No tardaron en redactar una burda versión oficial, como era acostumbrado entonces, y como lo sería después, en la Transición, en la cual Antonio se había arrojado del coche que lo trasladaba a comisaría en marcha. José Matute Fernández era un fascista de la peor calaña, que había servido en el protectorado español de Marruecos, donde se había destacado por su crueldad con los detenidos, y además era un cobarde: en cuanto se iniciaron las investigaciones por la muerte de Antonio González huyó a Venezuela, para evitar ser juzgado. Aunque no tardó en regresar, un año después, cuando ya se daba por hecho la promulgación de la ley de punto final, la Ley de Amnistía, que en su artículo segundo amnistiaban delitos como los del inspector Matute: “Los delitos cometidos por los funcionarios y agentes del orden público contra el ejercicio de los derechos de las personas”. Finalmente fue procesado, pero el juicio no llegó a celebrarse, porque, como había calculado, le llegó la amnistía del 77 y se pudo reincorporar a su puesto de policía, con destino a la siniestra Dirección General de Seguridad de Madrid.
En el sumario de la causa se pudieron leer fragmentos tan duros como este, que describen el martirio de Antonio: “Estando con las muñecas a la espalda, fue repetidas veces golpeado por el Inspector, con la mano abierta, en el cuello, propinándole rodillazos en el estómago.
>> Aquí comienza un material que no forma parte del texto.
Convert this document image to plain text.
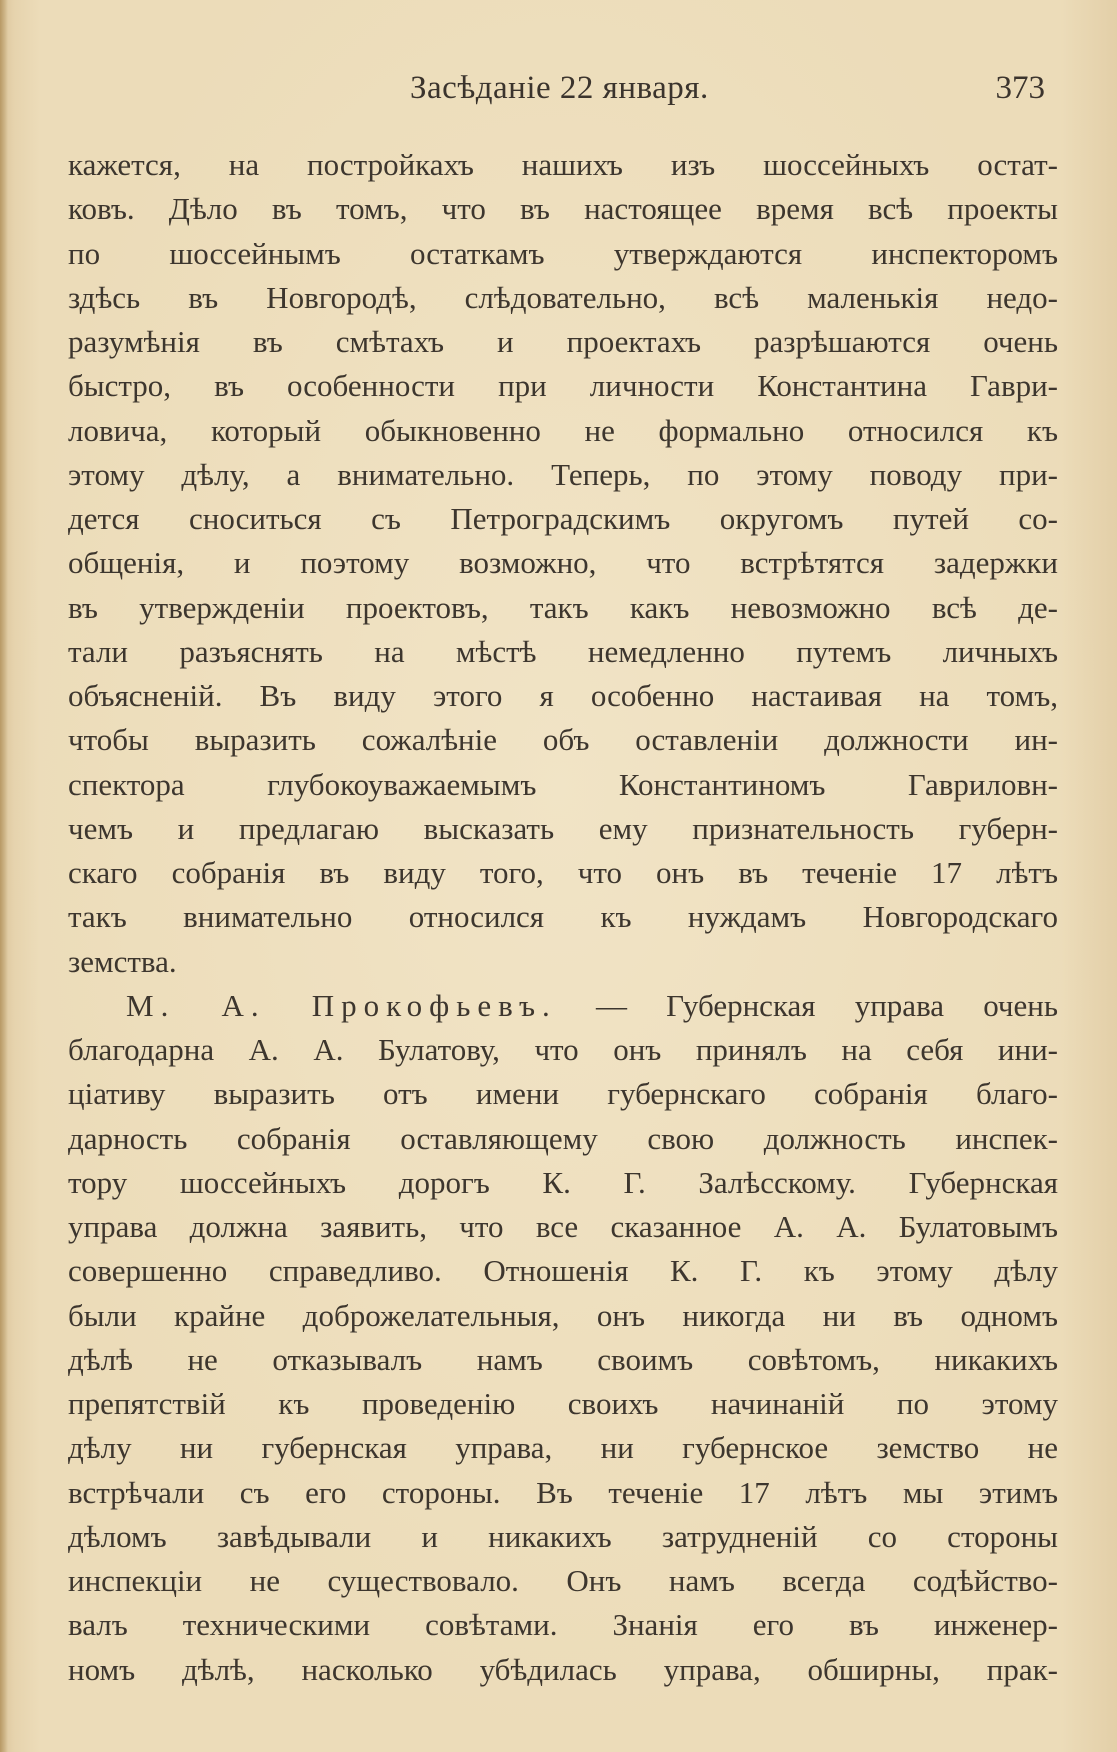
Засѣданіе 22 января.	373
кажется, на постройкахъ нашихъ изъ шоссейныхъ остат-
ковъ. Дѣло въ томъ, что въ настоящее время всѣ проекты
по шоссейнымъ остаткамъ утверждаются инспекторомъ
здѣсь въ Новгородѣ, слѣдовательно, всѣ маленькія недо-
разумѣнія въ смѣтахъ и проектахъ разрѣшаются очень
быстро, въ особенности при личности Константина Гаври-
ловича, который обыкновенно не формально относился къ
этому дѣлу, а внимательно. Теперь, по этому поводу при-
дется сноситься съ Петроградскимъ округомъ путей со-
общенія, и поэтому возможно, что встрѣтятся задержки
въ утвержденіи проектовъ, такъ какъ невозможно всѣ де-
тали разъяснять на мѣстѣ немедленно путемъ личныхъ
объясненій. Въ виду этого я особенно настаивая на томъ,
чтобы выразить сожалѣніе объ оставленіи должности ин-
спектора глубокоуважаемымъ Константиномъ Гавриловн-
чемъ и предлагаю высказать ему признательность губерн-
скаго собранія въ виду того, что онъ въ теченіе 17 лѣтъ
такъ внимательно относился къ нуждамъ Новгородскаго
земства.
М. А. Прокофьевъ. — Губернская управа очень
благодарна А. А. Булатову, что онъ принялъ на себя ини-
ціативу выразить отъ имени губернскаго собранія благо-
дарность собранія оставляющему свою должность инспек-
тору шоссейныхъ дорогъ К. Г. Залѣсскому. Губернская
управа должна заявить, что все сказанное А. А. Булатовымъ
совершенно справедливо. Отношенія К. Г. къ этому дѣлу
были крайне доброжелательныя, онъ никогда ни въ одномъ
дѣлѣ не отказывалъ намъ своимъ совѣтомъ, никакихъ
препятствій къ проведенію своихъ начинаній по этому
дѣлу ни губернская управа, ни губернское земство не
встрѣчали съ его стороны. Въ теченіе 17 лѣтъ мы этимъ
дѣломъ завѣдывали и никакихъ затрудненій со стороны
инспекціи не существовало. Онъ намъ всегда содѣйство-
валъ техническими совѣтами. Знанія его въ инженер-
номъ дѣлѣ, насколько убѣдилась управа, обширны, прак-
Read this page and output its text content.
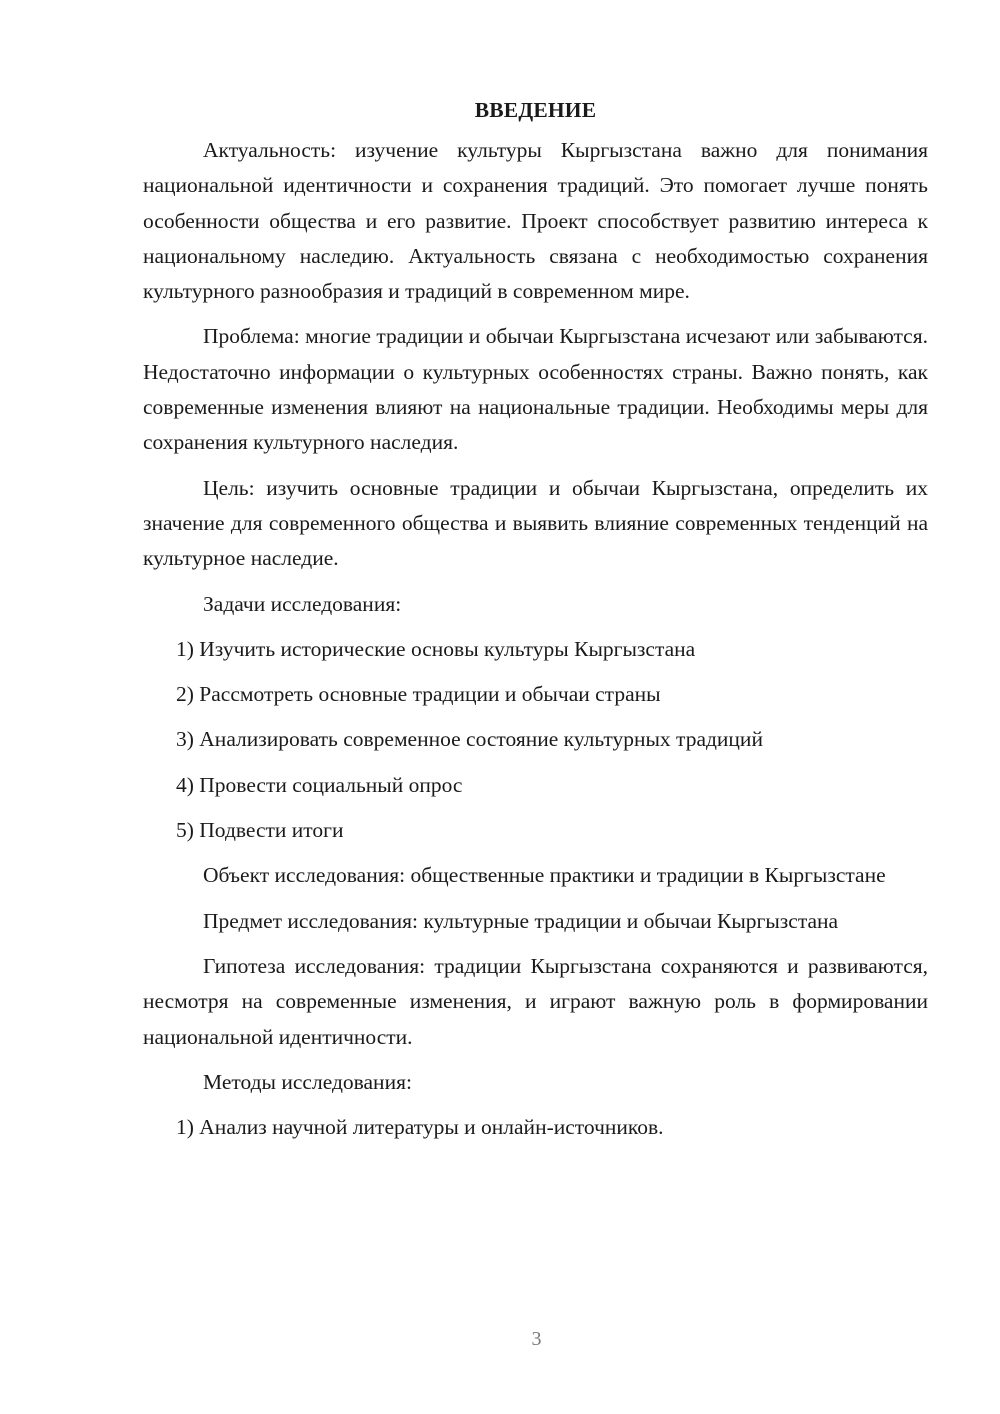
ВВЕДЕНИЕ

Актуальность: изучение культуры Кыргызстана важно для понимания национальной идентичности и сохранения традиций. Это помогает лучше понять особенности общества и его развитие. Проект способствует развитию интереса к национальному наследию. Актуальность связана с необходимостью сохранения культурного разнообразия и традиций в современном мире.

Проблема: многие традиции и обычаи Кыргызстана исчезают или забываются. Недостаточно информации о культурных особенностях страны. Важно понять, как современные изменения влияют на национальные традиции. Необходимы меры для сохранения культурного наследия.

Цель: изучить основные традиции и обычаи Кыргызстана, определить их значение для современного общества и выявить влияние современных тенденций на культурное наследие.

Задачи исследования:

1) Изучить исторические основы культуры Кыргызстана

2) Рассмотреть основные традиции и обычаи страны

3) Анализировать современное состояние культурных традиций

4) Провести социальный опрос

5) Подвести итоги

Объект исследования: общественные практики и традиции в Кыргызстане

Предмет исследования: культурные традиции и обычаи Кыргызстана

Гипотеза исследования: традиции Кыргызстана сохраняются и развиваются, несмотря на современные изменения, и играют важную роль в формировании национальной идентичности.

Методы исследования:

1) Анализ научной литературы и онлайн-источников.

3
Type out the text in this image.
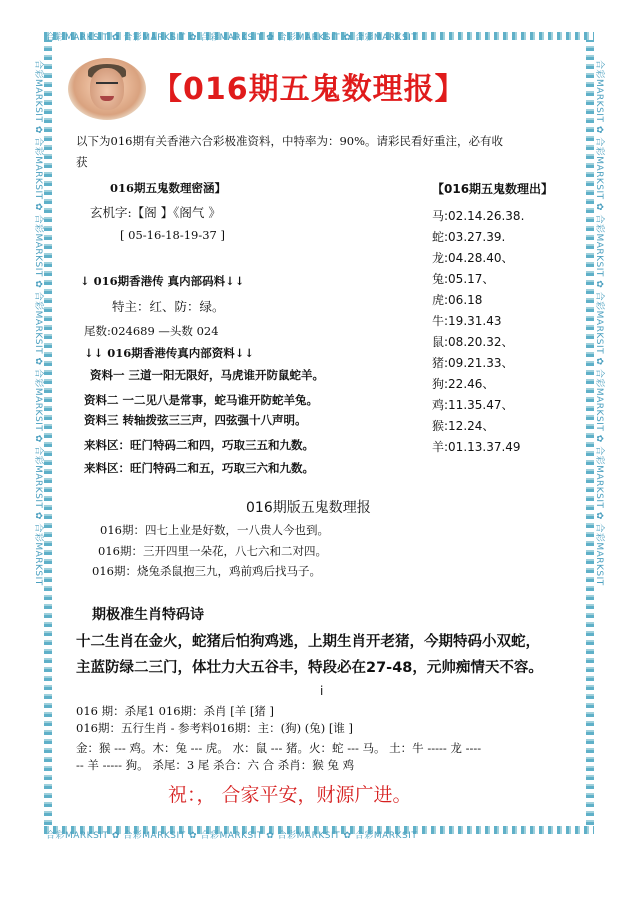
合彩MARKSIT ✿ 合彩MARKSIT ✿ 合彩MARKSIT ✿ 合彩MARKSIT ✿ 合彩MARKSIT
合彩MARKSIT ✿ 合彩MARKSIT ✿ 合彩MARKSIT ✿ 合彩MARKSIT ✿ 合彩MARKSIT
合彩MARKSIT ✿ 合彩MARKSIT ✿ 合彩MARKSIT ✿ 合彩MARKSIT ✿ 合彩MARKSIT ✿ 合彩MARKSIT ✿ 合彩MARKSIT
合彩MARKSIT ✿ 合彩MARKSIT ✿ 合彩MARKSIT ✿ 合彩MARKSIT ✿ 合彩MARKSIT ✿ 合彩MARKSIT ✿ 合彩MARKSIT
【016期五鬼数理报】
以下为016期有关香港六合彩极准资料，中特率为：90%。请彩民看好重注，必有收
获
016期五鬼数理密涵】
玄机字:【阁 】《阁气 》
[ 05-16-18-19-37 ]
↓ 016期香港传 真内部码料↓↓
特主：红、防：绿。
尾数:024689 —头数 024
↓↓ 016期香港传真内部资料↓↓
资料一 三道一阳无限好，马虎谁开防鼠蛇羊。
资料二 一二见八是常事，蛇马谁开防蛇羊兔。
资料三 转轴拨弦三三声，四弦强十八声明。
来料区：旺门特码二和四，巧取三五和九数。
来料区：旺门特码二和五，巧取三六和九数。
【016期五鬼数理出】
马:02.14.26.38.
蛇:03.27.39.
龙:04.28.40、
兔:05.17、
虎:06.18
牛:19.31.43
鼠:08.20.32、
猪:09.21.33、
狗:22.46、
鸡:11.35.47、
猴:12.24、
羊:01.13.37.49
016期版五鬼数理报
016期：四七上业是好数，一八贵人今也到。
016期：三开四里一朵花，八七六和二对四。
016期：烧兔杀鼠抱三九，鸡前鸡后找马子。
期极准生肖特码诗
十二生肖在金火，蛇猪后怕狗鸡逃，上期生肖开老猪，今期特码小双蛇，
主蓝防绿二三门，体壮力大五谷丰，特段必在27-48，元帅痴情天不容。
i
016 期：杀尾1 016期：杀肖 [羊 [猪 ]
016期：五行生肖 - 参考料016期：主：(狗) (兔) [谁 ]
金：猴 --- 鸡。木：兔 --- 虎。 水：鼠 --- 猪。火：蛇 --- 马。 土：牛 ----- 龙 ----
-- 羊 ----- 狗。 杀尾：3 尾 杀合：六 合 杀肖：猴 兔 鸡
祝：， 合家平安，财源广进。
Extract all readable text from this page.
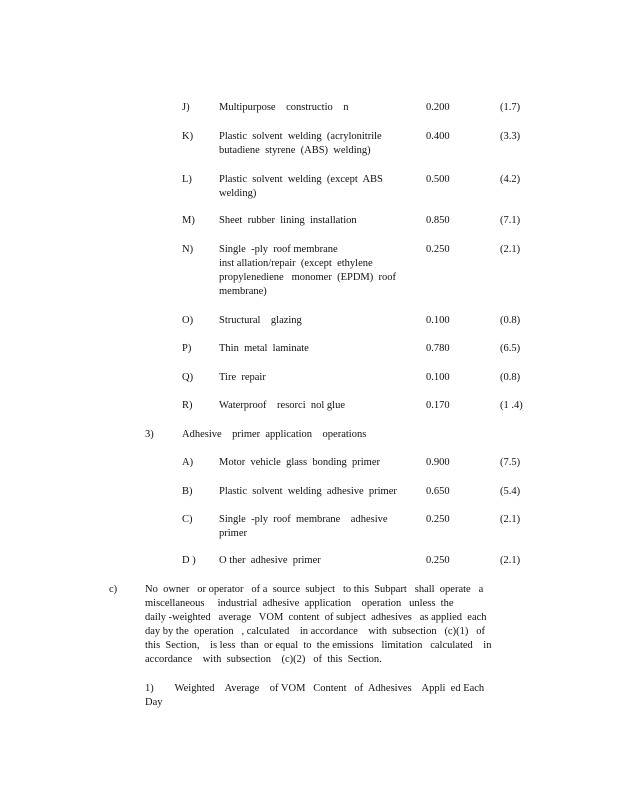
J)	Multipurpose    constructio    n	0.200	(1.7)
K) Plastic  solvent  welding  (acrylonitrile
butadiene  styrene  (ABS)  welding)
0.400	(3.3)
L)	Plastic  solvent  welding  (except  ABS
welding)
0.500	(4.2)
M) Sheet  rubber  lining  installation	0.850	(7.1)
N) Single  -ply  roof membrane
inst allation/repair  (except  ethylene
propylenediene   monomer  (EPDM)  roof
membrane)
0.250	(2.1)
O) Structural    glazing	0.100	(0.8)
P)	Thin  metal  laminate	0.780	(6.5)
Q) Tire  repair	0.100	(0.8)
R)	Waterproof    resorci  nol glue	0.170	(1 .4)
3)	Adhesive    primer  application    operations
A) Motor  vehicle  glass  bonding  primer	0.900	(7.5)
B)	Plastic  solvent  welding  adhesive  primer	0.650	(5.4)
C)	Single  -ply  roof  membrane    adhesive
primer
0.250	(2.1)
D ) O ther  adhesive  primer	0.250	(2.1)
c)	No  owner   or operator   of a  source  subject   to this  Subpart   shall  operate   a
miscellaneous     industrial  adhesive  application    operation   unless  the
daily -weighted   average   VOM  content  of subject  adhesives   as applied  each
day by the  operation   , calculated    in accordance    with  subsection   (c)(1)   of
this  Section,    is less  than  or equal  to  the emissions   limitation   calculated    in
accordance    with  subsection    (c)(2)   of  this  Section.
1)        Weighted    Average    of VOM   Content   of  Adhesives    Appli  ed Each
Day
Derribada la víctima en el suelo, se dejaba caer Matute, con sus rodillas sobre la caja torácica y boca del estómago, produciéndole múltiples lesiones contusivas de forma circular en región epigástrica e hipocondrio derecho, con hígado desgarrado y con hematoma en celda renal derecha”.
Solo 40 días antes del asesinato del militante comunista, el inspector José Matute Fernández había torturado también al estudiante Julio Trujillo Ascanio, de 21 años, por lo que fue condenado a cinco meses de arresto, y al pago de 75.000 pesetas. También pasó por sus manos el diputado socialista Arcadio Díaz Tejera, que narró así su paso por la comisaría, cuando también contaba poco más de veinte años: “Me detuvieron y durante cinco días recibí dos sesiones diarias de palizas por parte de Matute, en el mismo lugar donde pocos días después moriría Antonio González Ramos. Me daba golpes por todos lados, a veces de frente y a veces por la espalda, cuando yo no tenía posibilidad de preverlo; me pedía información y, sobre todo, el nombre de compañeros.”